The plaintiffs point out the administration “cites three supposed data points” to make its case, but those data points focused on the overall economy, not the occupations primarily used by H-1B, H-2B. L-1 and J-1 visa holders. Nearly all sectors include employers that hire individuals who need these types of visas to work in the United States. That means citing layoffs in industries that include businesses that employ such visa holders, as the proclamation does, is not meaningful evidence for blocking the entry to the U.S. of all H-1B, H-2B, L-1 and J-1 visa holders.
To prevent the entry of visa holders, in the June proclamation Trump used Section 212(f) of the Immigration and Nationality Act (INA). The Supreme Court decided a case on the president’s use of 212(f) in Trump v. Hawaii (the travel ban decision). The plaintiffs objected to the use of Section 212(f) in the latest proclamation: “The foregoing limitations to the scope of the President’s authority – including that the Executive may not use Section 212(f) to invalidate duly enacted statutes, that the Executive may not use Section 212(f) in response to a purely domestic economic concern, especially where Congress has addressed the issue, and that the Executive’s use of Section 212(f) must be accompanied by rational ‘find[ings]’ – ensure that authority Congress has bestowed on the President in Section 212(f) is constitutional.”

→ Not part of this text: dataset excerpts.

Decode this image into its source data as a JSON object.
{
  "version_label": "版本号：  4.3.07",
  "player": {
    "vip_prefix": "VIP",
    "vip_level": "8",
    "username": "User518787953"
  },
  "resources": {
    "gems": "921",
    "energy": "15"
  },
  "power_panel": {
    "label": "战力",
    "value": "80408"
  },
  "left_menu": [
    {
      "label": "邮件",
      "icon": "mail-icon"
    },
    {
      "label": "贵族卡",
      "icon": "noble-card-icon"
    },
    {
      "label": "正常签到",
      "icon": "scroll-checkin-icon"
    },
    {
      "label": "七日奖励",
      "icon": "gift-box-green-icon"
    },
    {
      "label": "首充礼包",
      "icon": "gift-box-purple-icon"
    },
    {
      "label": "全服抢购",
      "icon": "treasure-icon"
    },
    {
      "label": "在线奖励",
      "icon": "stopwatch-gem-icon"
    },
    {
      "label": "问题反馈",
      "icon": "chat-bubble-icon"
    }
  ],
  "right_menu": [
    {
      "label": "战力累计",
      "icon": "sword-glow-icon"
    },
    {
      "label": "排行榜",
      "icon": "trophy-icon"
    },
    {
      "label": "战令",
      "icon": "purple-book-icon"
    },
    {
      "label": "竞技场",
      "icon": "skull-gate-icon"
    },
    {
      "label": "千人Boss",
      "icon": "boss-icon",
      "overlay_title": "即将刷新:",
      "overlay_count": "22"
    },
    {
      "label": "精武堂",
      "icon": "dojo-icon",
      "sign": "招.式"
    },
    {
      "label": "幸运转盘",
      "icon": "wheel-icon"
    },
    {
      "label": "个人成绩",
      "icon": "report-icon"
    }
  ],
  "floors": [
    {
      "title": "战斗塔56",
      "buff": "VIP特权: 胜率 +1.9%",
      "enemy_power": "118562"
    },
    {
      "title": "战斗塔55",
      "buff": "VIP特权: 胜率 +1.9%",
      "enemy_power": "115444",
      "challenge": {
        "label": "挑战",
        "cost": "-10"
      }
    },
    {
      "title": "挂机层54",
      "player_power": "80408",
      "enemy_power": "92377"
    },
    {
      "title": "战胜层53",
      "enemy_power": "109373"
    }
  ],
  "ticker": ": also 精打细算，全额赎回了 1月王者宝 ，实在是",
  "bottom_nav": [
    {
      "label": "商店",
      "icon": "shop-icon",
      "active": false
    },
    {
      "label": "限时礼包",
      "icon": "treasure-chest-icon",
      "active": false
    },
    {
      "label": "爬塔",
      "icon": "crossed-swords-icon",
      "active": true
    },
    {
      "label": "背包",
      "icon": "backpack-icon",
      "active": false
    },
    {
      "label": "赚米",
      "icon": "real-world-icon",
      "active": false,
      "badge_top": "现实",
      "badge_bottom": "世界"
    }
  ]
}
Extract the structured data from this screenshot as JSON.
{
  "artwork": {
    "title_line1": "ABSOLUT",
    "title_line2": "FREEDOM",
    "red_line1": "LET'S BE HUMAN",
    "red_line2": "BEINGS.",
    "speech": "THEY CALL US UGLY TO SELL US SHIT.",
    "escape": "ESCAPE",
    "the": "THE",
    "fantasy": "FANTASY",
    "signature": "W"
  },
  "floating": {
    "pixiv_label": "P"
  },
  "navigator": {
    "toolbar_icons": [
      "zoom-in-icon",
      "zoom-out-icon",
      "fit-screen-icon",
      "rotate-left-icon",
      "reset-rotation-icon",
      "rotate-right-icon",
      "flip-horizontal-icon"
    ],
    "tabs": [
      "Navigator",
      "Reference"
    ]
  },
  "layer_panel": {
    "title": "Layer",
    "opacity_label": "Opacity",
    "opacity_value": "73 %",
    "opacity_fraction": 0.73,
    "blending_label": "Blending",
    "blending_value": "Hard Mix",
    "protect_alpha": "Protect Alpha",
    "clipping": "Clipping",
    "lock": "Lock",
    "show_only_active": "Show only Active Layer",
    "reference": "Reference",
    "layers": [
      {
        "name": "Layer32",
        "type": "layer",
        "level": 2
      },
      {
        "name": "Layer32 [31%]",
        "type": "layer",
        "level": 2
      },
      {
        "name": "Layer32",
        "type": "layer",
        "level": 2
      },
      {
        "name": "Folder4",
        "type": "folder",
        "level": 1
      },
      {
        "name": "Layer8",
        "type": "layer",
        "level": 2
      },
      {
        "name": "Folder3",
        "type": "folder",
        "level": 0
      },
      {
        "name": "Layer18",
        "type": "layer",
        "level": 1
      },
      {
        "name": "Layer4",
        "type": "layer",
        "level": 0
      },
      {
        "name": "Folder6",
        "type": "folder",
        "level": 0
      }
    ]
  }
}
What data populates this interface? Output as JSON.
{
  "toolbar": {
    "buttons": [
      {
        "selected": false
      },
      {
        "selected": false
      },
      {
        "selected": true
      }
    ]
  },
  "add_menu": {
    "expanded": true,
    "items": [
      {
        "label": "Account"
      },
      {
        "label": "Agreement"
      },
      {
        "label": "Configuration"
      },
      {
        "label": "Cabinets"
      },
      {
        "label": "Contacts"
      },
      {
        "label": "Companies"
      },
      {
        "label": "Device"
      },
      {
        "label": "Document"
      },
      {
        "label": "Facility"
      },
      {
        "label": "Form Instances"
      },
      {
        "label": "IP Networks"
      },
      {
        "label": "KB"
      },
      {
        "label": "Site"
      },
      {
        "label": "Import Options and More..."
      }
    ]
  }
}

The plaintiffs argued, “If, by contrast, Section 212(f) contains no such limits on the scope of Executive authority, then the proclamation is ultra vires because Section 212(f) effects an unconstitutional delegation of ‘the Legislative Power’ in Article I, and thus cannot confer lawful authority upon the President. Properly construing the INA as limiting the President’s ability to impose the proclamation, however, avoids the grave constitutional doubts otherwise raised by the non-delegation doctrine.” (Emphasis added.)